Having dated a “mama’s boy” once or twice in my life….there is one thing that stands out: “No one…no one….not even Kate Middleton….or her sister…or the girl who gets straight A’s and is in medical school…or the girl whose father owns half of the world…will ever be good enough…__ever__”. You can be the most perfect person…remember to give gifts, can cook like a dream…are very respectful of their home and their time…and it will never, ever be good enough. It’s really frustrating to be in this sort of relationship. In my case, I basically left…I couldn’t take her constant interference. He is still single, two decades later. (And he is a great guy, too!)

If you want to see the quintessential mother-in-law/daughter-in-law relationship that you might be looking at one day….watch “Everybody Loves Raymond.” That sums it up fairly well.
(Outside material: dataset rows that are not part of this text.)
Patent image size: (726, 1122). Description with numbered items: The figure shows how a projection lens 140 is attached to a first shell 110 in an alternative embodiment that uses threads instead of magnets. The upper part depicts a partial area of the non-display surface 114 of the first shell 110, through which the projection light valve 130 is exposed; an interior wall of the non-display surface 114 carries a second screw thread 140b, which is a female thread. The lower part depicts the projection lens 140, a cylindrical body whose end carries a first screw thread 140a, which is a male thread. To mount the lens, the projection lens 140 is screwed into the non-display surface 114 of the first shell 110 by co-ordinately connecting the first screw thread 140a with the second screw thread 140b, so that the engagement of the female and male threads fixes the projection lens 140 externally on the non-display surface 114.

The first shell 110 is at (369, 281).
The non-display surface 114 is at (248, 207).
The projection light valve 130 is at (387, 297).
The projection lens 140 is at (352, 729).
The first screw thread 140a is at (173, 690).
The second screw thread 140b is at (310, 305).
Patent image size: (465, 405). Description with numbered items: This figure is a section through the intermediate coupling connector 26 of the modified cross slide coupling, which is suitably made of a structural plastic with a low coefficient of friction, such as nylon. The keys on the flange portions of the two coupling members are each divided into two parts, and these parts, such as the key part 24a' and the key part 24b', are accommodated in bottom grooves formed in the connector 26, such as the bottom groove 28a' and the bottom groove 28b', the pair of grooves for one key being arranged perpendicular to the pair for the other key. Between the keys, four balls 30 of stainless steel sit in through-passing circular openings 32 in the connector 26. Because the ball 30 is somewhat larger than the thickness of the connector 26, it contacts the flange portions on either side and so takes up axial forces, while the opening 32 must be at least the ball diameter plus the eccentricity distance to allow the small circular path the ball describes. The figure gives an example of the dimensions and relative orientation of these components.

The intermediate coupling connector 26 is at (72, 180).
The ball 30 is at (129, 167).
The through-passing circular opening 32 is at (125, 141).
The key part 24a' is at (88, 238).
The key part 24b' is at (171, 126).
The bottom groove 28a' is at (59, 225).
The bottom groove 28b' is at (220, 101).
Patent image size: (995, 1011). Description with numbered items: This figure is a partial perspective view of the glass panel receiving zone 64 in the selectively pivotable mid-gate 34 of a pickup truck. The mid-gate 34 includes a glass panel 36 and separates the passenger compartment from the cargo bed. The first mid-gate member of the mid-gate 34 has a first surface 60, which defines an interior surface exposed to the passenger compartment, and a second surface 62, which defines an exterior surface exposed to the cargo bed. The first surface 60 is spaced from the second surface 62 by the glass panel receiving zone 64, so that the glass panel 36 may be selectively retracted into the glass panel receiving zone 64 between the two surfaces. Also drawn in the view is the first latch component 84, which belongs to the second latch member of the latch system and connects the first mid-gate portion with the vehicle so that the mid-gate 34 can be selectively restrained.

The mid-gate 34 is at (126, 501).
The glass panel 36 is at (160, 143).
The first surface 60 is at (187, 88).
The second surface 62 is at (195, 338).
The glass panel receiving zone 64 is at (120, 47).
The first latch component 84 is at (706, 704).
And like Deborah, you will just have to learn to live with those restrictions…in the end, you alone can decide if this is what you want.

I wish I had some solution for you…I don’t. Just follow your heart and learn patience as this will certainly test you. But if you are looking for her to change (or the parents to change) this will not happen.

Meanwhile, don’t take it personally. As I said, if the richest, most beautiful girl in the whole world came into the house…they would still make her sit down and watch TV between them and never let her be alone with their son! (You are a cute couple, by the way. All best wishes.)